Audio is under 10 cents on a typical ad. The trap is regeneration. An agent left unsupervised will regenerate a voice line eight times chasing a perfect take, turning a 7-cent job into 56 cents and burning 30 seconds of wall time. Cap the agent at three takes per voice line and one bed regeneration. Have it call get_credits before any batch above five audio jobs. See the pricing page for current per-model rates. Licensing is uniform across the four models above: commercial use of generated outputs is permitted, with the standard caveat that the agent must not prompt with the names of living artists or copyrighted song titles.

Where AI music falls down

Most agent audio works. Three categories still do not, and pretending otherwise is how teams burn a week chasing a generated track that will never ship.

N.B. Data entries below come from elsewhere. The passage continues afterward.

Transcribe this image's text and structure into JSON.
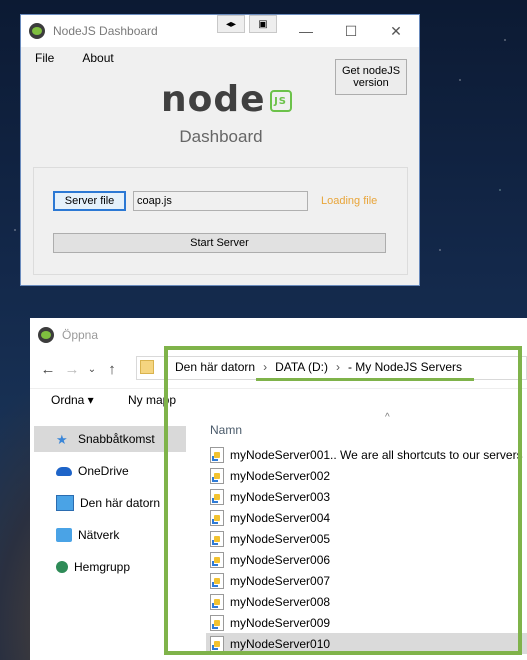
{
  "dashboard": {
    "title": "NodeJS Dashboard",
    "menu": [
      "File",
      "About"
    ],
    "version_button": "Get nodeJS\nversion",
    "logo_text": "node",
    "logo_badge": "JS",
    "heading": "Dashboard",
    "server_file_button": "Server file",
    "file_value": "coap.js",
    "status": "Loading file",
    "start_button": "Start Server",
    "extra_buttons": [
      "◂▸",
      "▣"
    ],
    "controls": [
      "—",
      "☐",
      "✕"
    ]
  },
  "open_dialog": {
    "title": "Öppna",
    "breadcrumb": [
      "Den här datorn",
      "DATA (D:)",
      "- My NodeJS Servers"
    ],
    "toolbar": {
      "organize": "Ordna ▾",
      "new_folder": "Ny mapp"
    },
    "sidebar": [
      {
        "label": "Snabbåtkomst",
        "icon": "star-icon"
      },
      {
        "label": "OneDrive",
        "icon": "cloud-icon"
      },
      {
        "label": "Den här datorn",
        "icon": "computer-icon"
      },
      {
        "label": "Nätverk",
        "icon": "network-icon"
      },
      {
        "label": "Hemgrupp",
        "icon": "homegroup-icon"
      }
    ],
    "column_header": "Namn",
    "files": [
      "myNodeServer001.. We are all shortcuts to our servers",
      "myNodeServer002",
      "myNodeServer003",
      "myNodeServer004",
      "myNodeServer005",
      "myNodeServer006",
      "myNodeServer007",
      "myNodeServer008",
      "myNodeServer009",
      "myNodeServer010"
    ],
    "selected_file_index": 9,
    "selected_sidebar_index": 0
  },
  "colors": {
    "highlight": "#7fb34a",
    "status": "#e8a53a",
    "node_green": "#6cc24a"
  }
}
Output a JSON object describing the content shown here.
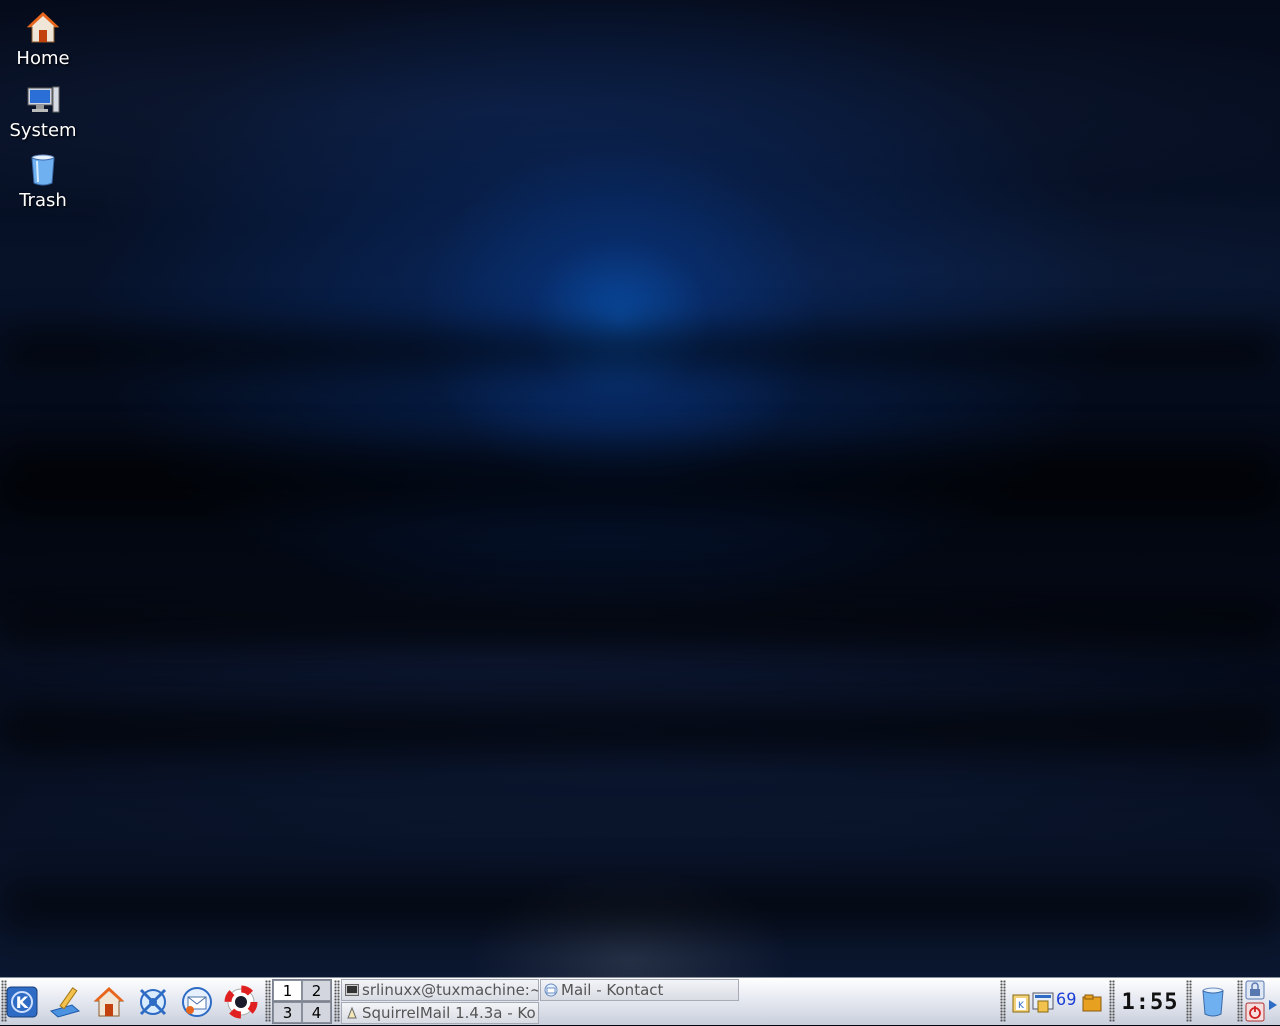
{
  "desktop": {
    "icons": [
      {
        "label": "Home",
        "icon": "home-icon"
      },
      {
        "label": "System",
        "icon": "computer-icon"
      },
      {
        "label": "Trash",
        "icon": "trash-icon"
      }
    ]
  },
  "panel": {
    "launchers": [
      {
        "icon": "kde-menu-icon"
      },
      {
        "icon": "text-editor-icon"
      },
      {
        "icon": "home-folder-icon"
      },
      {
        "icon": "konqueror-browser-icon"
      },
      {
        "icon": "kontact-mail-icon"
      },
      {
        "icon": "help-lifebuoy-icon"
      }
    ],
    "pager": {
      "desktops": [
        "1",
        "2",
        "3",
        "4"
      ],
      "active": "1"
    },
    "tasks": [
      {
        "label": "srlinuxx@tuxmachine:~",
        "icon": "terminal-icon"
      },
      {
        "label": "Mail - Kontact",
        "icon": "mail-icon"
      },
      {
        "label": "SquirrelMail 1.4.3a - Ko",
        "icon": "browser-icon"
      }
    ],
    "tray": {
      "badge": "69"
    },
    "clock": {
      "time": "1:55"
    },
    "colors": {
      "accent": "#0a4fa6",
      "panel": "#e9ecf3"
    }
  }
}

  • Lyrical content with brand IP requirements. If legal needs to clear every line, generated lyrics are a non-starter. Suno will hand you a singable hook, but it will also happily echo phrases close to copyrighted material. For any spot where a brand or platform requires written, cleared lyrics, write them by hand and feed them to Suno as input. Do not let the model invent the words.
  • Signature artist sound. "Make it sound like Billie Eilish" is the request that breaks every pipeline. The models will get close enough to be uncanny and not close enough to be useful, and the legal exposure of shipping it is real. If the brief names a living artist, the agent should refuse and surface the constraint to a human. Use genre, era, and instrumentation instead.
  • Syncing music to dialogue beats. AI music is generated as a continuous bed. It does not know where the VO lands, where the punchline hits, or where the cut is. Hit-point scoring (the music swells exactly on the logo reveal) is still a human edit. The agent's job is to deliver a clean bed at the right tempo and key; the sync happens in the editor.

Build the agent so it knows its limits. Refuse artist soundalikes, accept hand-written lyrics, and hand off hit-point work to a human editor. The remaining 80% of audio jobs ship cleanly.

Ship it

Connect over MCP and the same surface gives the agent image, video, and audio with one auth. The quickstart takes about two minutes. Wire up the parallel pipeline above, run everything through loudnorm, lock voice IDs at run start, and the agent will ship audio that does not get ducked, does not drift between lines, and does not cost more than the video it scores.